Examples of customer service at the Museum

Essential information

Key stage: 
National Maritime Museum, Queen's House
School subject: 
Leisure & tourism

Examples of customer service at the Museum

Examples of general customer service at the Museum

Customer service is an important part of the Museum. Some examples are below.

Audio guides

Audio guides with commentaries in different languages and different levels of complexity are a key customer service for people who are put off by lots of text.

They are also useful for visitors who have learning difficulties or if English is their second language.

Keypads allow visitors to choose the objects they want to find out about.

Floor plans

The size of the Museum means that visitors need some help in finding their way around the various galleries and customer facilities such as lifts, toilets, baby changing areas and places to eat.

Free full-colour illustrated floor plans are given to visitors on arrival at the National Maritime Museum, the Queen's House and the Royal Observatory.

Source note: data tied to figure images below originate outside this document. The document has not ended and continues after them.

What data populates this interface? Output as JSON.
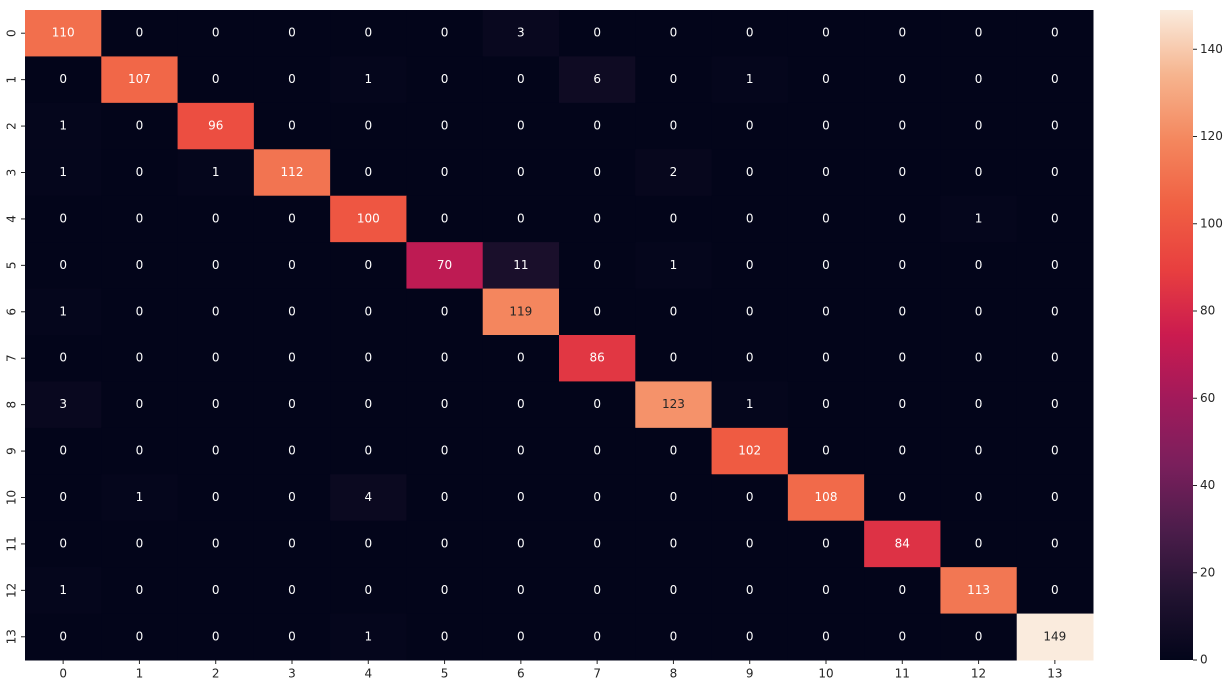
{
  "chart_data": {
    "type": "heatmap",
    "x_categories": [
      "0",
      "1",
      "2",
      "3",
      "4",
      "5",
      "6",
      "7",
      "8",
      "9",
      "10",
      "11",
      "12",
      "13"
    ],
    "y_categories": [
      "0",
      "1",
      "2",
      "3",
      "4",
      "5",
      "6",
      "7",
      "8",
      "9",
      "10",
      "11",
      "12",
      "13"
    ],
    "values": [
      [
        110,
        0,
        0,
        0,
        0,
        0,
        3,
        0,
        0,
        0,
        0,
        0,
        0,
        0
      ],
      [
        0,
        107,
        0,
        0,
        1,
        0,
        0,
        6,
        0,
        1,
        0,
        0,
        0,
        0
      ],
      [
        1,
        0,
        96,
        0,
        0,
        0,
        0,
        0,
        0,
        0,
        0,
        0,
        0,
        0
      ],
      [
        1,
        0,
        1,
        112,
        0,
        0,
        0,
        0,
        2,
        0,
        0,
        0,
        0,
        0
      ],
      [
        0,
        0,
        0,
        0,
        100,
        0,
        0,
        0,
        0,
        0,
        0,
        0,
        1,
        0
      ],
      [
        0,
        0,
        0,
        0,
        0,
        70,
        11,
        0,
        1,
        0,
        0,
        0,
        0,
        0
      ],
      [
        1,
        0,
        0,
        0,
        0,
        0,
        119,
        0,
        0,
        0,
        0,
        0,
        0,
        0
      ],
      [
        0,
        0,
        0,
        0,
        0,
        0,
        0,
        86,
        0,
        0,
        0,
        0,
        0,
        0
      ],
      [
        3,
        0,
        0,
        0,
        0,
        0,
        0,
        0,
        123,
        1,
        0,
        0,
        0,
        0
      ],
      [
        0,
        0,
        0,
        0,
        0,
        0,
        0,
        0,
        0,
        102,
        0,
        0,
        0,
        0
      ],
      [
        0,
        1,
        0,
        0,
        4,
        0,
        0,
        0,
        0,
        0,
        108,
        0,
        0,
        0
      ],
      [
        0,
        0,
        0,
        0,
        0,
        0,
        0,
        0,
        0,
        0,
        0,
        84,
        0,
        0
      ],
      [
        1,
        0,
        0,
        0,
        0,
        0,
        0,
        0,
        0,
        0,
        0,
        0,
        113,
        0
      ],
      [
        0,
        0,
        0,
        0,
        1,
        0,
        0,
        0,
        0,
        0,
        0,
        0,
        0,
        149
      ]
    ],
    "zlim": [
      0,
      149
    ],
    "colorbar_ticks": [
      0,
      20,
      40,
      60,
      80,
      100,
      120,
      140
    ],
    "colormap": [
      "#03051a",
      "#221331",
      "#4c1d4b",
      "#7a1f5c",
      "#a11a5b",
      "#cb1b4f",
      "#e83f3f",
      "#f06043",
      "#f4875e",
      "#f6b48e",
      "#faebdd"
    ]
  }
}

The floor plans help visitors plan their visit and include highlights of the Museum and directions back to central London.

More detailed souvenir books about the Museum's collections are available. You can see the online floor plans in the Visit the museum section of the website.

Food and drink

The Museum has two cafes in the main Museum, and one at the Royal Observatory, serving hot and cold food and drinks. There are toilets and washrooms near all these locations.

Providing food and drink is not only good customer service – it also generates income for the Museum.

See also the Museum's Food & drink page.

Guided tours

The Museum provides free tours of the Queen's House to add to the visitor's experience. They are held twice daily on weekdays and are suitable for all age groups.

They focus on the history and architecture of the House and its connections with Greenwich.

Feedback shows that visitors value the opportunity to ask our knowledgeable staff questions about the House and its surroundings.

Interactive displays

Interactive displays such as touch objects and hands-on features encourage visitors to get actively involved. They are fun for all the family and are designed to engage all the senses. This creates a powerful, memorable experience. Many people learn by doing or reacting to things rather than by reading.


Good customer service is a matter of common sense and simply involves putting yourself in the shoes of your customers.

Seating in the grounds and the galleries provide a resting place for everyone including the elderly, people with mobility problems and parents with young children.

They also allow people to relax and enjoy the beautiful views and objects.

Timed ticketing

Timed ticketing is used to control visitor flow and maintain a satisfactory environment. Tickets for major exhibitions can be pre-booked online or by telephone or bought at the admissions desk.

The tickets regulate the number of visitors in the gallery and reduce queuing. This enhances the experience but also maintains the safety of visitors should an emergency occur.